1. ## algebra in mechanics

im not sure where to post this cos it includes mechanics formulae but im sure most of you have done mechanics as well since it is often included in maths programmes
so

a load of weight 7 kN is being raised from rest with constant acceleration by a cable. after the load has been raised 20 metres, the cable suddenly becomes slack. the load continues upwards for a distance of 4 metres before coming to instantaneous rest. Assuming no air resistance, find the tension in the cable before it became slack.

so obviously T = 7000 N + a(700), a being acceleration
but i can't seem to find this acceleration; ive tried using a velocity-time graph but there are too many unknowns for me; i am also a bit confused by what is meant by 'instantaneous' rest: does this mean constant velocity for 4 metres and then boom the graph line goes vertical?

2. When the load is raised to 20 m it acquires a velocity v. When the cable becomes slack, the load continues its upward motion with a retardation g. Its instantaneous final velocity is zero. During that time it moves 4 m up. Using relevant kinematic equation find the velocity v.
This velocity v is the final velocity for the first part of the problem.
In that initial velocity is zero. Final velocity we found in the second part. Displacement is given. Find the acceleration. From that you can find the tension in the cable.

3. so the load the 'instantaneous' rest is caused by g? this is the constant deceleration over the four metres? i.e the velocity-time sketch of this portion of the movement will be a triangle and not a trapezium, am i correct?

4. Hello furor celtica
Originally Posted by furor celtica
im not sure where to post this cos it includes mechanics formulae but im sure most of you have done mechanics as well since it is often included in maths programmes
so

a load of weight 7 kN is being raised from rest with constant acceleration by a cable. after the load has been raised 20 metres, the cable suddenly becomes slack. the load continues upwards for a distance of 4 metres before coming to instantaneous rest. Assuming no air resistance, find the tension in the cable before it became slack.

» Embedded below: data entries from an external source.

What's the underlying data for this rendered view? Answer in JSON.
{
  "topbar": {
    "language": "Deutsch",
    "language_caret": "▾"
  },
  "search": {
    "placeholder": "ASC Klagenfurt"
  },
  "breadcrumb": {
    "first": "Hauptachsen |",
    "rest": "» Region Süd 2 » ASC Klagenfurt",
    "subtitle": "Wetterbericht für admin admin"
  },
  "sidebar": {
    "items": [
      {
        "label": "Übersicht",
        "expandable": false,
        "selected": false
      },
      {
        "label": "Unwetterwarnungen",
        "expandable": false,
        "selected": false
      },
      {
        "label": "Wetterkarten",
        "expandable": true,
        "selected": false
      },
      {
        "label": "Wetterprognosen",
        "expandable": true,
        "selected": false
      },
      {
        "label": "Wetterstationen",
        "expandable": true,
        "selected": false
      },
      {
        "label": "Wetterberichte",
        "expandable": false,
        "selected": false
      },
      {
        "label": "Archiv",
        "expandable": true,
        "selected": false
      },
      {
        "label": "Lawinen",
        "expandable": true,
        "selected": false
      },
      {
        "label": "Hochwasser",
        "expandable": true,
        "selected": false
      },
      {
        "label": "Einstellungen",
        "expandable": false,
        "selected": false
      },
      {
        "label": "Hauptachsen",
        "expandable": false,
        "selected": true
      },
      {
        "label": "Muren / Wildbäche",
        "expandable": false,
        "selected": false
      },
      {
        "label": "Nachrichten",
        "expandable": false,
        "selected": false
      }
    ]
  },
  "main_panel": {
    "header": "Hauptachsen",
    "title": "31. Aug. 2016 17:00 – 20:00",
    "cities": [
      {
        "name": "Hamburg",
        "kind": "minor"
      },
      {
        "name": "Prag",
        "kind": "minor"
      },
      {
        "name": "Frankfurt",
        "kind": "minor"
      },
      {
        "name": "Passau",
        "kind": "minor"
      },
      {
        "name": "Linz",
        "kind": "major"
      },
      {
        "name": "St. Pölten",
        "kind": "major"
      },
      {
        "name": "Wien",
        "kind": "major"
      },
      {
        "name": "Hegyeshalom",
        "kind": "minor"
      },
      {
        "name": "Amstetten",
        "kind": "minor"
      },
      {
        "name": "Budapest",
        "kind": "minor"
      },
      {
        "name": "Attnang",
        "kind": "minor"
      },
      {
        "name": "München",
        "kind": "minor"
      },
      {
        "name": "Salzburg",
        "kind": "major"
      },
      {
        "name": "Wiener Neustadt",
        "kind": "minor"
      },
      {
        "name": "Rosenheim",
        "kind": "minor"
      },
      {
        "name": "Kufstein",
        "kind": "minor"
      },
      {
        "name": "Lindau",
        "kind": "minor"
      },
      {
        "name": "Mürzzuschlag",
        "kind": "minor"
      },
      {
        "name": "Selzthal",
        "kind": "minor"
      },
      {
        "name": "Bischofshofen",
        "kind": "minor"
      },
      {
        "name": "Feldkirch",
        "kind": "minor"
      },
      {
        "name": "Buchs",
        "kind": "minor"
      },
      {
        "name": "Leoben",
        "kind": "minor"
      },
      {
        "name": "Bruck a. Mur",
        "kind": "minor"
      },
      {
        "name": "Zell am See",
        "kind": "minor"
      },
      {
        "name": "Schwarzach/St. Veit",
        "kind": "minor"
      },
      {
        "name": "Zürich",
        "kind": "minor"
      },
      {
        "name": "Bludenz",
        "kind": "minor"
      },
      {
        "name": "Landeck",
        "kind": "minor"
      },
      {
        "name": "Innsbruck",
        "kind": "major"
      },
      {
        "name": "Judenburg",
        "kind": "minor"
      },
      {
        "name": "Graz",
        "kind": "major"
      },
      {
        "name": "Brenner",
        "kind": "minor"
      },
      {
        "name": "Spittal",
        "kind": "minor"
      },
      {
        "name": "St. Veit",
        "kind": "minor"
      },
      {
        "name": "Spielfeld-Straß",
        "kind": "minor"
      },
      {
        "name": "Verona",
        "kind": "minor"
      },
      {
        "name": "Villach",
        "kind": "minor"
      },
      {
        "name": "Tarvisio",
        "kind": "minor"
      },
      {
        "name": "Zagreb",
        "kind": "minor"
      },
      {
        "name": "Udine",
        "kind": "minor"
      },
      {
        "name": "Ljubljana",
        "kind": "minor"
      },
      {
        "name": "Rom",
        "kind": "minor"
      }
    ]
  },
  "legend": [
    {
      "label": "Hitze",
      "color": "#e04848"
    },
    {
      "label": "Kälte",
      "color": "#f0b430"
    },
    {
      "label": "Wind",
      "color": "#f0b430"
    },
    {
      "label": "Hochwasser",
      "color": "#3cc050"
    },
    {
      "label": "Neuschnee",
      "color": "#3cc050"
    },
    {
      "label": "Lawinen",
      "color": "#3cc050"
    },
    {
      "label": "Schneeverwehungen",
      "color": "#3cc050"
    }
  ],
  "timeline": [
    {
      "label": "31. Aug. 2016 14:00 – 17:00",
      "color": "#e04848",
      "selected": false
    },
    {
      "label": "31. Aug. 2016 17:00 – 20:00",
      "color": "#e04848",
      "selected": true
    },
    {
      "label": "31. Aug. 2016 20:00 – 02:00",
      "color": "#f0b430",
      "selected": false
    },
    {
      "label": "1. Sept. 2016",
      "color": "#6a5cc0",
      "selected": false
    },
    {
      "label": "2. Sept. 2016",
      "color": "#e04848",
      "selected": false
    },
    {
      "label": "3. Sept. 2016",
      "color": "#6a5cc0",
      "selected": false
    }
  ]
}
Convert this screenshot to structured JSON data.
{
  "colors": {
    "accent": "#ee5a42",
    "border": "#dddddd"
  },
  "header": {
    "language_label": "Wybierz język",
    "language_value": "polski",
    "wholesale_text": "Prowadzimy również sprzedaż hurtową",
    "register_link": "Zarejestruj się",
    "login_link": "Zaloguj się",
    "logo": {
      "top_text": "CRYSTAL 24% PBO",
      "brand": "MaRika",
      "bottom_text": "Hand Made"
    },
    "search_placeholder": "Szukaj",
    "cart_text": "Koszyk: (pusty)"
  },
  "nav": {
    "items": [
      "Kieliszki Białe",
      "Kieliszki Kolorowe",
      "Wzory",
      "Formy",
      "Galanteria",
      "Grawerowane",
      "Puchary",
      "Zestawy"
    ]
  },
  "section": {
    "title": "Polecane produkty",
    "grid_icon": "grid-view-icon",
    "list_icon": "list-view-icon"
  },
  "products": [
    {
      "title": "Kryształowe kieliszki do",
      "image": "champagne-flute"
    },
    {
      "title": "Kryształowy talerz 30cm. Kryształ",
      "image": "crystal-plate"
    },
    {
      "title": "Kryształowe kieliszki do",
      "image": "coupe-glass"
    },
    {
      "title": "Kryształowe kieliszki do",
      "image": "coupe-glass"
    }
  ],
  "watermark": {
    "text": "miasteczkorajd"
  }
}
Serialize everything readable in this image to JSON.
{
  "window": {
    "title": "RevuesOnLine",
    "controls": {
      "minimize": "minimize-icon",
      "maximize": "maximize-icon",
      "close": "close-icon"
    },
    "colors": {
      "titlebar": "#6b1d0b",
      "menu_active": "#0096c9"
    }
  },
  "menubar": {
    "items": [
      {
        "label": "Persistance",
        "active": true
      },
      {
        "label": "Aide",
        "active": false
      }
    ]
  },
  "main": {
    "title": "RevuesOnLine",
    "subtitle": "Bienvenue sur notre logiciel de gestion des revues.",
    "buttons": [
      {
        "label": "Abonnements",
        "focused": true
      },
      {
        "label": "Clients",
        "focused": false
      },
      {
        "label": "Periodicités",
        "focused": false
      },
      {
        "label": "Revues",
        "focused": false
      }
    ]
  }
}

so obviously T = 7000 N + a(700), a being acceleration
but i can't seem to find this acceleration; ive tried using a velocity-time graph but there are too many unknowns for me; i am also a bit confused by what is meant by 'instantaneous' rest: does this mean constant velocity for 4 metres and then boom the graph line goes vertical?
I assume from the 700 in your equation that you've been told to take $\displaystyle g = 10$. I've done the same below. If you didn't mean this, and you should have taken $\displaystyle g = 9.8$ (which is more usual), then you'll have to make the necessary amendments.

For both parts of the motion, we need to connect final and initial velocities, acceleration and distance. So, with the usual notation, the equation we need is:
$\displaystyle v^2 = u^2 + 2as$
In the second part of the motion, we have:
$\displaystyle v = 0$ (the body comes to rest)

$\displaystyle a = -g = -10$ (see above)

$\displaystyle s=4$
So, if $\displaystyle V$ is the velocity at the start of phase 2:
$\displaystyle 0=V^2+2(-10)(4)$

$\displaystyle \Rightarrow V^2 = 80$
But, of course, $\displaystyle V$ is also the velocity at the end of phase 1. During this phase, then:
$\displaystyle u = 0$

$\displaystyle v = V$

$\displaystyle s = 20$
and we need to find $\displaystyle a$. So:
$\displaystyle V^2 = 0^2 +2a(20)$

$\displaystyle \Rightarrow 40a = 80$

$\displaystyle \Rightarrow a = 2$
Now we can use the equation of motion:
$\displaystyle \sum F = ma$
with $\displaystyle m = 700$ and $\displaystyle a = 2$
$\displaystyle \Rightarrow T - 7000 = 700\cdot2$

$\displaystyle \Rightarrow T = 8400$
So the tension in the string is $\displaystyle 8400$ N.